Lançamento Pedranocharco: BDjornal #30


Está à venda o BDjornal #30, que segundo as palavras do seu editor será o penúltimo da vida desta publicação.

Poderão encontrar este número no stand da Pedranocharco no 24ª Amadora BD.
O seu editor, Jorge Machado-Dias, deixou uma extensa nota de imprensa onde fala desta sua publicação, e um pouco sobre o Amadora BD embora diga que não queira falar disso...
:D

Fiquem então com a nota de imprensa da Pedranocharco:

ESTARÁ À VENDA NO XXIV FESTIVAL INTERNACIONAL DE BD DA AMADORA O BDjornal #30

Do EDITORIAL alargado (não coube – nem metade – na 1ª página da edição impressa)...
Era nossa intenção terminar a publicação do BDjornal com este #30 mas... chegámos à conclusão que, se calhar seria mais interessante terminar no #32, em 2015, quando se completarem 10 anos de edição – no Festival de Beja, que foi onde o BDj nasceu – o BDjornal #1 saiu no 1º Festival de BD de Beja. Assim, ainda teremos pano para mais algumas (duas) mangas... Já agora, em 2015 a Pedranocharco fará 20 anos. Um duplo aniversário a comemorar, portanto.
























Cumprindo uma promessa feita no ano passado, não falaremos este ano do Festival da Amadora no BDjornal. Ao fim de vinte anos a apontar o que nos parecia não estar bem realizado no FIBDA, sem grandes resultados, chegámos à conclusão que não valia a pena o esforço. As pessoas neste país, gostam mesmo é que se diga apenas bem das realizações, ignorando, ou reagindo muito mal às críticas construtivas que se lhes fazem.
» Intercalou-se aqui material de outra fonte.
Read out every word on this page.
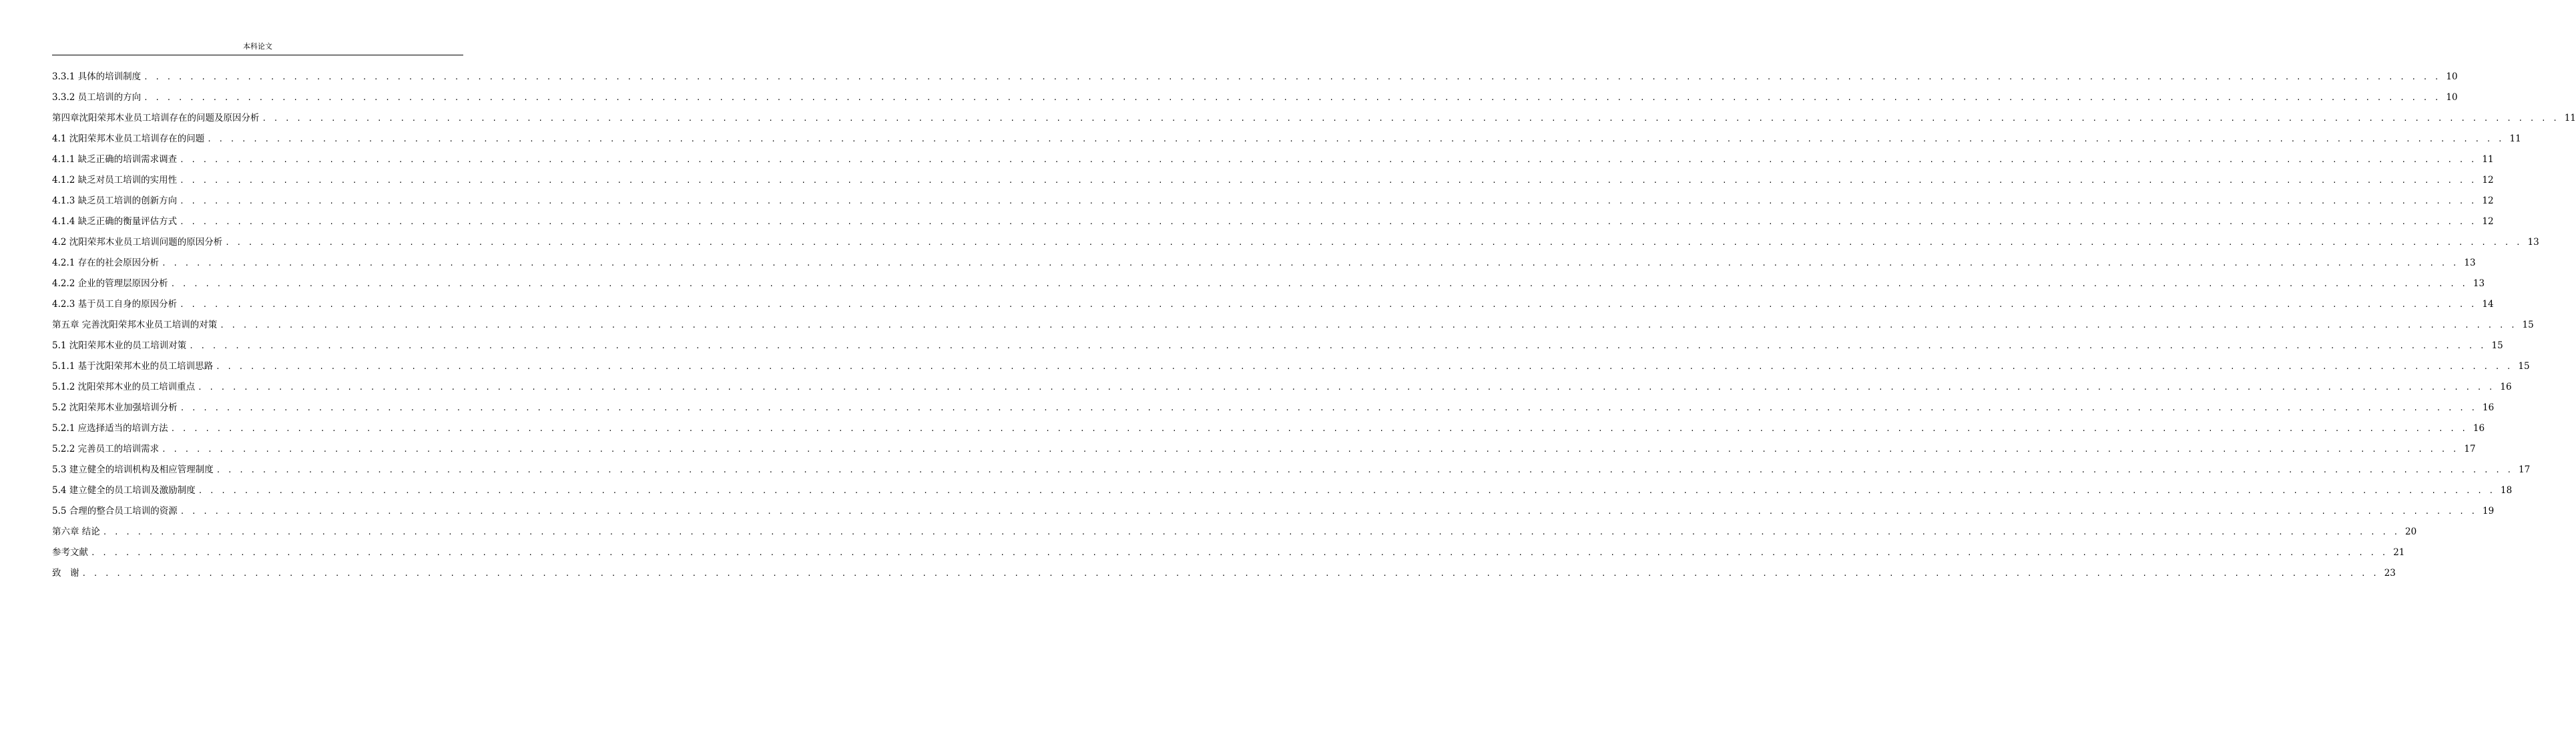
本科论文
3.3.1 具体的培训制度 . . . . . . . . . . . . . . . . . . . . . . . . . . . . . . . . . . . . . . . . . . . . . . . . . . . . . . . . . . . . . . . . . . . . . . . . . . . . . . . . . . . . . . . . . . . . . . . . . . . . . . . . . . . . . . . . . . . . . . . . . . . . . . . . . . . . . . . . . . . . . . . . . . . . . . . . . . . . . . . . . . . . . . . . . . . . . . . . . . . . . . . . . . . . . . . . . . . . . . . . 10
3.3.2 员工培训的方向 . . . . . . . . . . . . . . . . . . . . . . . . . . . . . . . . . . . . . . . . . . . . . . . . . . . . . . . . . . . . . . . . . . . . . . . . . . . . . . . . . . . . . . . . . . . . . . . . . . . . . . . . . . . . . . . . . . . . . . . . . . . . . . . . . . . . . . . . . . . . . . . . . . . . . . . . . . . . . . . . . . . . . . . . . . . . . . . . . . . . . . . . . . . . . . . . . . . . . . . . 10
第四章沈阳荣邦木业员工培训存在的问题及原因分析 . . . . . . . . . . . . . . . . . . . . . . . . . . . . . . . . . . . . . . . . . . . . . . . . . . . . . . . . . . . . . . . . . . . . . . . . . . . . . . . . . . . . . . . . . . . . . . . . . . . . . . . . . . . . . . . . . . . . . . . . . . . . . . . . . . . . . . . . . . . . . . . . . . . . . . . . . . . . . . . . . . . . . . . . . . . . . . . . . . . . . . . . . . . . . . . . . . . . . . . . 11
4.1 沈阳荣邦木业员工培训存在的问题 . . . . . . . . . . . . . . . . . . . . . . . . . . . . . . . . . . . . . . . . . . . . . . . . . . . . . . . . . . . . . . . . . . . . . . . . . . . . . . . . . . . . . . . . . . . . . . . . . . . . . . . . . . . . . . . . . . . . . . . . . . . . . . . . . . . . . . . . . . . . . . . . . . . . . . . . . . . . . . . . . . . . . . . . . . . . . . . . . . . . . . . . . . . . . . . . . . . . . . . . 11
4.1.1 缺乏正确的培训需求调查 . . . . . . . . . . . . . . . . . . . . . . . . . . . . . . . . . . . . . . . . . . . . . . . . . . . . . . . . . . . . . . . . . . . . . . . . . . . . . . . . . . . . . . . . . . . . . . . . . . . . . . . . . . . . . . . . . . . . . . . . . . . . . . . . . . . . . . . . . . . . . . . . . . . . . . . . . . . . . . . . . . . . . . . . . . . . . . . . . . . . . . . . . . . . . . . . . . . . . . . . 11
4.1.2 缺乏对员工培训的实用性 . . . . . . . . . . . . . . . . . . . . . . . . . . . . . . . . . . . . . . . . . . . . . . . . . . . . . . . . . . . . . . . . . . . . . . . . . . . . . . . . . . . . . . . . . . . . . . . . . . . . . . . . . . . . . . . . . . . . . . . . . . . . . . . . . . . . . . . . . . . . . . . . . . . . . . . . . . . . . . . . . . . . . . . . . . . . . . . . . . . . . . . . . . . . . . . . . . . . . . . . 12
4.1.3 缺乏员工培训的创新方向 . . . . . . . . . . . . . . . . . . . . . . . . . . . . . . . . . . . . . . . . . . . . . . . . . . . . . . . . . . . . . . . . . . . . . . . . . . . . . . . . . . . . . . . . . . . . . . . . . . . . . . . . . . . . . . . . . . . . . . . . . . . . . . . . . . . . . . . . . . . . . . . . . . . . . . . . . . . . . . . . . . . . . . . . . . . . . . . . . . . . . . . . . . . . . . . . . . . . . . . . 12
4.1.4 缺乏正确的衡量评估方式 . . . . . . . . . . . . . . . . . . . . . . . . . . . . . . . . . . . . . . . . . . . . . . . . . . . . . . . . . . . . . . . . . . . . . . . . . . . . . . . . . . . . . . . . . . . . . . . . . . . . . . . . . . . . . . . . . . . . . . . . . . . . . . . . . . . . . . . . . . . . . . . . . . . . . . . . . . . . . . . . . . . . . . . . . . . . . . . . . . . . . . . . . . . . . . . . . . . . . . . . 12
4.2 沈阳荣邦木业员工培训问题的原因分析 . . . . . . . . . . . . . . . . . . . . . . . . . . . . . . . . . . . . . . . . . . . . . . . . . . . . . . . . . . . . . . . . . . . . . . . . . . . . . . . . . . . . . . . . . . . . . . . . . . . . . . . . . . . . . . . . . . . . . . . . . . . . . . . . . . . . . . . . . . . . . . . . . . . . . . . . . . . . . . . . . . . . . . . . . . . . . . . . . . . . . . . . . . . . . . . . . . . . . . . . 13
4.2.1 存在的社会原因分析 . . . . . . . . . . . . . . . . . . . . . . . . . . . . . . . . . . . . . . . . . . . . . . . . . . . . . . . . . . . . . . . . . . . . . . . . . . . . . . . . . . . . . . . . . . . . . . . . . . . . . . . . . . . . . . . . . . . . . . . . . . . . . . . . . . . . . . . . . . . . . . . . . . . . . . . . . . . . . . . . . . . . . . . . . . . . . . . . . . . . . . . . . . . . . . . . . . . . . . . . 13
4.2.2 企业的管理层原因分析 . . . . . . . . . . . . . . . . . . . . . . . . . . . . . . . . . . . . . . . . . . . . . . . . . . . . . . . . . . . . . . . . . . . . . . . . . . . . . . . . . . . . . . . . . . . . . . . . . . . . . . . . . . . . . . . . . . . . . . . . . . . . . . . . . . . . . . . . . . . . . . . . . . . . . . . . . . . . . . . . . . . . . . . . . . . . . . . . . . . . . . . . . . . . . . . . . . . . . . . . 13
4.2.3 基于员工自身的原因分析 . . . . . . . . . . . . . . . . . . . . . . . . . . . . . . . . . . . . . . . . . . . . . . . . . . . . . . . . . . . . . . . . . . . . . . . . . . . . . . . . . . . . . . . . . . . . . . . . . . . . . . . . . . . . . . . . . . . . . . . . . . . . . . . . . . . . . . . . . . . . . . . . . . . . . . . . . . . . . . . . . . . . . . . . . . . . . . . . . . . . . . . . . . . . . . . . . . . . . . . . 14
第五章 完善沈阳荣邦木业员工培训的对策 . . . . . . . . . . . . . . . . . . . . . . . . . . . . . . . . . . . . . . . . . . . . . . . . . . . . . . . . . . . . . . . . . . . . . . . . . . . . . . . . . . . . . . . . . . . . . . . . . . . . . . . . . . . . . . . . . . . . . . . . . . . . . . . . . . . . . . . . . . . . . . . . . . . . . . . . . . . . . . . . . . . . . . . . . . . . . . . . . . . . . . . . . . . . . . . . . . . . . . . . 15
5.1 沈阳荣邦木业的员工培训对策 . . . . . . . . . . . . . . . . . . . . . . . . . . . . . . . . . . . . . . . . . . . . . . . . . . . . . . . . . . . . . . . . . . . . . . . . . . . . . . . . . . . . . . . . . . . . . . . . . . . . . . . . . . . . . . . . . . . . . . . . . . . . . . . . . . . . . . . . . . . . . . . . . . . . . . . . . . . . . . . . . . . . . . . . . . . . . . . . . . . . . . . . . . . . . . . . . . . . . . . . 15
5.1.1 基于沈阳荣邦木业的员工培训思路 . . . . . . . . . . . . . . . . . . . . . . . . . . . . . . . . . . . . . . . . . . . . . . . . . . . . . . . . . . . . . . . . . . . . . . . . . . . . . . . . . . . . . . . . . . . . . . . . . . . . . . . . . . . . . . . . . . . . . . . . . . . . . . . . . . . . . . . . . . . . . . . . . . . . . . . . . . . . . . . . . . . . . . . . . . . . . . . . . . . . . . . . . . . . . . . . . . . . . . . . 15
5.1.2 沈阳荣邦木业的员工培训重点 . . . . . . . . . . . . . . . . . . . . . . . . . . . . . . . . . . . . . . . . . . . . . . . . . . . . . . . . . . . . . . . . . . . . . . . . . . . . . . . . . . . . . . . . . . . . . . . . . . . . . . . . . . . . . . . . . . . . . . . . . . . . . . . . . . . . . . . . . . . . . . . . . . . . . . . . . . . . . . . . . . . . . . . . . . . . . . . . . . . . . . . . . . . . . . . . . . . . . . . . 16
5.2 沈阳荣邦木业加强培训分析 . . . . . . . . . . . . . . . . . . . . . . . . . . . . . . . . . . . . . . . . . . . . . . . . . . . . . . . . . . . . . . . . . . . . . . . . . . . . . . . . . . . . . . . . . . . . . . . . . . . . . . . . . . . . . . . . . . . . . . . . . . . . . . . . . . . . . . . . . . . . . . . . . . . . . . . . . . . . . . . . . . . . . . . . . . . . . . . . . . . . . . . . . . . . . . . . . . . . . . . . 16
5.2.1 应选择适当的培训方法 . . . . . . . . . . . . . . . . . . . . . . . . . . . . . . . . . . . . . . . . . . . . . . . . . . . . . . . . . . . . . . . . . . . . . . . . . . . . . . . . . . . . . . . . . . . . . . . . . . . . . . . . . . . . . . . . . . . . . . . . . . . . . . . . . . . . . . . . . . . . . . . . . . . . . . . . . . . . . . . . . . . . . . . . . . . . . . . . . . . . . . . . . . . . . . . . . . . . . . . . 16
5.2.2 完善员工的培训需求 . . . . . . . . . . . . . . . . . . . . . . . . . . . . . . . . . . . . . . . . . . . . . . . . . . . . . . . . . . . . . . . . . . . . . . . . . . . . . . . . . . . . . . . . . . . . . . . . . . . . . . . . . . . . . . . . . . . . . . . . . . . . . . . . . . . . . . . . . . . . . . . . . . . . . . . . . . . . . . . . . . . . . . . . . . . . . . . . . . . . . . . . . . . . . . . . . . . . . . . . 17
5.3 建立健全的培训机构及相应管理制度 . . . . . . . . . . . . . . . . . . . . . . . . . . . . . . . . . . . . . . . . . . . . . . . . . . . . . . . . . . . . . . . . . . . . . . . . . . . . . . . . . . . . . . . . . . . . . . . . . . . . . . . . . . . . . . . . . . . . . . . . . . . . . . . . . . . . . . . . . . . . . . . . . . . . . . . . . . . . . . . . . . . . . . . . . . . . . . . . . . . . . . . . . . . . . . . . . . . . . . . . 17
5.4 建立健全的员工培训及激励制度 . . . . . . . . . . . . . . . . . . . . . . . . . . . . . . . . . . . . . . . . . . . . . . . . . . . . . . . . . . . . . . . . . . . . . . . . . . . . . . . . . . . . . . . . . . . . . . . . . . . . . . . . . . . . . . . . . . . . . . . . . . . . . . . . . . . . . . . . . . . . . . . . . . . . . . . . . . . . . . . . . . . . . . . . . . . . . . . . . . . . . . . . . . . . . . . . . . . . . . . . 18
5.5 合理的整合员工培训的资源 . . . . . . . . . . . . . . . . . . . . . . . . . . . . . . . . . . . . . . . . . . . . . . . . . . . . . . . . . . . . . . . . . . . . . . . . . . . . . . . . . . . . . . . . . . . . . . . . . . . . . . . . . . . . . . . . . . . . . . . . . . . . . . . . . . . . . . . . . . . . . . . . . . . . . . . . . . . . . . . . . . . . . . . . . . . . . . . . . . . . . . . . . . . . . . . . . . . . . . . . 19
第六章 结论 . . . . . . . . . . . . . . . . . . . . . . . . . . . . . . . . . . . . . . . . . . . . . . . . . . . . . . . . . . . . . . . . . . . . . . . . . . . . . . . . . . . . . . . . . . . . . . . . . . . . . . . . . . . . . . . . . . . . . . . . . . . . . . . . . . . . . . . . . . . . . . . . . . . . . . . . . . . . . . . . . . . . . . . . . . . . . . . . . . . . . . . . . . . . . . . . . . . . . . . . 20
参考文献 . . . . . . . . . . . . . . . . . . . . . . . . . . . . . . . . . . . . . . . . . . . . . . . . . . . . . . . . . . . . . . . . . . . . . . . . . . . . . . . . . . . . . . . . . . . . . . . . . . . . . . . . . . . . . . . . . . . . . . . . . . . . . . . . . . . . . . . . . . . . . . . . . . . . . . . . . . . . . . . . . . . . . . . . . . . . . . . . . . . . . . . . . . . . . . . . . . . . . . . . 21
致　谢 . . . . . . . . . . . . . . . . . . . . . . . . . . . . . . . . . . . . . . . . . . . . . . . . . . . . . . . . . . . . . . . . . . . . . . . . . . . . . . . . . . . . . . . . . . . . . . . . . . . . . . . . . . . . . . . . . . . . . . . . . . . . . . . . . . . . . . . . . . . . . . . . . . . . . . . . . . . . . . . . . . . . . . . . . . . . . . . . . . . . . . . . . . . . . . . . . . . . . . . . 23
A matéria sobre o web magazine Aces Weekley, que o brtânico David Lloyd (o desenhador de V for Vendeta) se lembrou, em boa hora, de iniciar, com dezenas de desenhadores de vários países e que, a partir de 14 de Outubro, passou a integrar o português Carlos Páscoa, é um daqueles projectos fascinantes que nos entusiasmam. Pena que, como o próprio Lloyd diz, na pequena entrevista que lhe fizemos sobre Aces Weekley, o público afecto à banda desenhada ainda não esteja habituado (e não só em Portugal, como pensávamos que era) a consumir revistas – ou livros - publicados online. Magazines de BD publicados na internet em Portugal, ocorre-nos apenas o The Lisbon Studio Mag (gratuito), apesar de conhecermos uma série de autores a utilizar o meio para publicar histórias em episódios.
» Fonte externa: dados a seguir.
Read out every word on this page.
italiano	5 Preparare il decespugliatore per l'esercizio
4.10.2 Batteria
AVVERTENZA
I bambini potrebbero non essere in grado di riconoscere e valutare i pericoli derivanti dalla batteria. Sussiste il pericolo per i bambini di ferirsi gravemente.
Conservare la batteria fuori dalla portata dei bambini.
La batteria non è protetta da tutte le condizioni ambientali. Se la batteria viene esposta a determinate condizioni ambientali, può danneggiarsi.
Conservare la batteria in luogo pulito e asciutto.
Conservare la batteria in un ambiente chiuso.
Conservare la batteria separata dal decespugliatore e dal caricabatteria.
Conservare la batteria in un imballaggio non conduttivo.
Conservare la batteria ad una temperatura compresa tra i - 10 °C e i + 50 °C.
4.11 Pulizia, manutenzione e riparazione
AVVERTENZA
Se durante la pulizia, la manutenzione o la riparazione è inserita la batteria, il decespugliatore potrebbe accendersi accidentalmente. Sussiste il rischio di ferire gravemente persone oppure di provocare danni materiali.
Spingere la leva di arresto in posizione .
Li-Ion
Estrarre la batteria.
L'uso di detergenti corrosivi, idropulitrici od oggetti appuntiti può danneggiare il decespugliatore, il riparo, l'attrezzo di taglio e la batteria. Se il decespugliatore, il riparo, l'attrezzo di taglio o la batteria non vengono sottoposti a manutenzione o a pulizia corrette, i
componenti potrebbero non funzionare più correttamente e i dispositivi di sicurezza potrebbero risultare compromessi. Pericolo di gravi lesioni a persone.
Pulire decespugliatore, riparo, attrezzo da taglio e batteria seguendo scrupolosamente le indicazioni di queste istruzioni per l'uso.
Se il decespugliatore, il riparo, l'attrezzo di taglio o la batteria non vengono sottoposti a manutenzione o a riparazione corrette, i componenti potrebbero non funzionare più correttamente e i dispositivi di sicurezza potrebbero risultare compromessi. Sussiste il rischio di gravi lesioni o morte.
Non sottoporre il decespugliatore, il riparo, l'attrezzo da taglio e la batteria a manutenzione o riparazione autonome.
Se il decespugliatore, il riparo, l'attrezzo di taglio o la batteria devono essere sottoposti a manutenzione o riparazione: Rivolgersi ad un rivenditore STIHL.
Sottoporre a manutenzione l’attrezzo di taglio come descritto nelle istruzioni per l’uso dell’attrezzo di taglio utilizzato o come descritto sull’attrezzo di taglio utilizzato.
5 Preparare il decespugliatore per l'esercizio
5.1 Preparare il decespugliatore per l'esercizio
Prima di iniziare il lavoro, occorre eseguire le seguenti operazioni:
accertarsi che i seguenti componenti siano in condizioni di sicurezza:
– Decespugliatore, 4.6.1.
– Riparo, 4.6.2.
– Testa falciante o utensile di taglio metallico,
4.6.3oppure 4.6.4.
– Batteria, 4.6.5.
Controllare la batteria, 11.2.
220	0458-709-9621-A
Prosseguindo o trabalho de entrevistar autores portugueses de Banda Desenhada, iniciado no BDjornal #26 – onde apesar do “portugueses” incluimos também uma entrevista com um brasileiro (Julio Shimamotto) – era fundamental entrevistar Nuno Saraiva, o único autor que neste país trabalha exclusivamente para periódicos. Com apenas dois álbuns criados de raíz para esse fim (os outros são compilações ou participações colectivas), Nuno Saraiva desenvolve um trabalho semanal metódico, profissional quanto baste, produzindo tanto bandas desenhadas curtas como ilustrações, para os periódicos que contratam os seus serviços. Construiu a sua “imagem de marca” a que chamámos “o burlesco satírico-erótico”, depois da colaboração com Júlio Pinto (iniciada com Zé Inocêncio, n’O Inimigo e depois com Filosofia de Ponta, n’O Independente) e, mesmo depois da morte deste jornalista, publicitário, activista político, argumentista... continuou nessa linha, que tem contribuído para o seu reconhecimento como autor a nível nacional.
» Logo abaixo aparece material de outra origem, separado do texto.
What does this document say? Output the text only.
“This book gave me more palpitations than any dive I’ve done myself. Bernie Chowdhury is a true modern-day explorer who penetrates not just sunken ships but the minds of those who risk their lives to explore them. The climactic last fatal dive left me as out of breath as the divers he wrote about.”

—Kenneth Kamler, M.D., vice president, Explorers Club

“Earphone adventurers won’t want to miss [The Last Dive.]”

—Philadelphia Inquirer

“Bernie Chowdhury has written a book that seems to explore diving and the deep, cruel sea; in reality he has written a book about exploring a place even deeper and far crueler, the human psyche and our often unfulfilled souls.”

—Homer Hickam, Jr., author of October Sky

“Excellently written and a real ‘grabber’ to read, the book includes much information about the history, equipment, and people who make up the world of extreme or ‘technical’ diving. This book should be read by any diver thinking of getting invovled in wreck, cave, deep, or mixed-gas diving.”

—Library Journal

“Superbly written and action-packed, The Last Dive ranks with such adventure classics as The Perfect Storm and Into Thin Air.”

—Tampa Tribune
Depois o texto de Nuno Franco sobre Chantal Montellier, a autora francesa conhecida como a “Georgette Orwell” da BD franco-belga, justamente pelos temas que aborda, sempre a denúncia do estado policial, da esclusão dos desfavorecidos, em suma a sociedade com toda a sua espécie de injustiças e de ditaduras mas também o sofrimento. Trata-se da primeira mulher a colaborar como autora na mítica revista Métal Hurlant e isso quer dizer muita coisa.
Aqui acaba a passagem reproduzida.